While Amin Patel of the Congress, who represents Mumbadevi in the Assembly had the top score of 78.25 per cent in the Mumbai MLA report card released by NGO Praja Foundation on Tuesday, Ram Kadam (BJP- Ghatkopar West) was at the bottom of the heap.

Patel was also the top scorer in the 2016 evaluation. Interestingly, four of the five top performers are from the Congress, with Patel being followed by Kalidas Kolambkar (Naigaon), Aslam Shaikh (Malad West), Muhammed Arif (Nasim) Khan (Chandivali), Varsha Gaikwad (Dharavi) and Sunil Prabhu (Shiv Sena-Dindoshi).

According to the report, which relied on data-based information and assessment of the peoples' perceptions about elected representatives, Kadam is ranked lowest at number 32, with a 41.96 per cent score, followed by Tukaram Kate (Shiv Sena- Anushaktinagar), Tamil Selvan (BJP- Sion Koliwada), Ashok Patil (Shiv Sena- Bhandup West) and Ramesh Latke (Shiv Sena- Andheri East).

The four legislators from Mumbai, namely Prakash Mehta, Vidya Thakur, Vinod Tawade and Ravindra Waikar, who are ministers, were not considered in the exercise. However, the average score secured by these MLAs fell to 60.5 per cent in 2017 from 65.1 per cent in 2016 while the quality of questions was just 38 per cent. The average score for attendance in the legislature by MLAs also fell marginally to 9.19 from 9.68.
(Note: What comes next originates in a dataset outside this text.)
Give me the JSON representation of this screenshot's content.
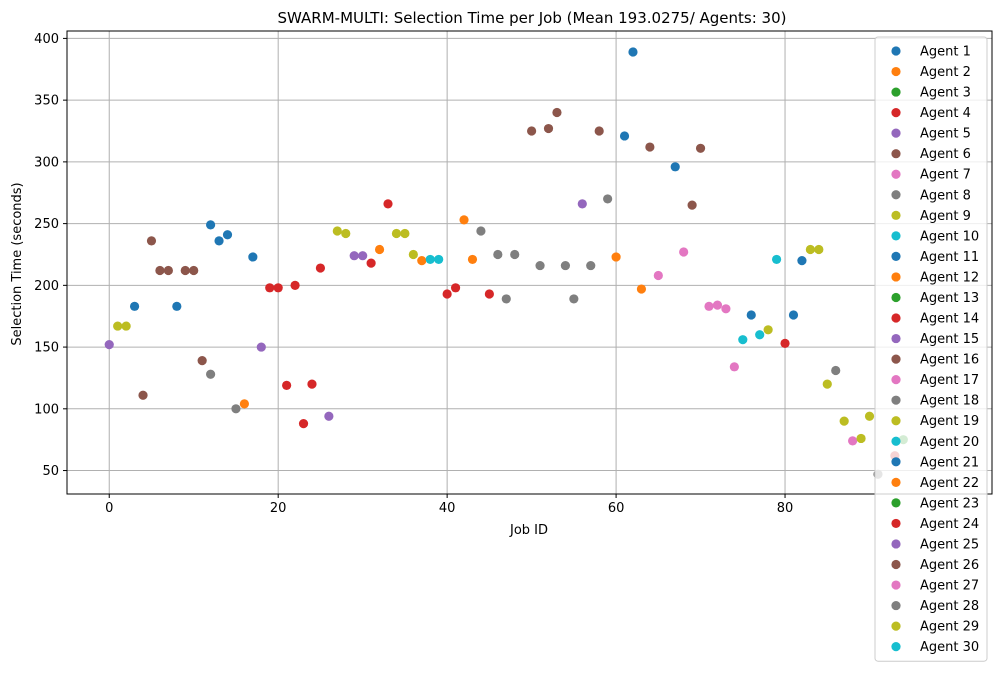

"The performance of MLAs has actually come down... from 79.07 per cent to 74.52 per cent for the top 20 percentile, 54.31 per cent to 46.45 per cent for the bottom 20 percentile," noted Nitai Mehta, founder and managing trustee, PRAJA.

The assessment sourced information on attendance, criminal records, questions asked and quality of questions through RTI applications. A survey by a market research group covered over 20,000 citizens for parameters based on perceptions like perceived performance, accessibility and corruption.

In 2017, the perceived corruption stands at 38%, which is higher than 36% in 2016, which led to quality of life slipping from 70% in 2016 to 66% in 2017. The legislators were not ranked in 2015 as it was the first year of their new term.

"As perception of corruption goes up, the quality of life goes down. Perception is a very important factor of what is happening at the grassroot level," explained Mehta, adding that in 2014, perception about corruption by MLAs was highest at 57%, during which the perception about the quality of life was the lowest at 60%.

Out of 36 MLAs from Mumbai, 12 (33%) MLAs had chargesheets filed against them in 2017 while 50% (18 legislators) have criminal cases.

In the previous term, MLAs in their second year (2012) asked a total of 11,049 questions, while in the ongoing term, MLAs in their second year (2017) have asked only 6,199 questions. However, the questions asked rose from 4,343 in 2016 to 6,199 in 2017.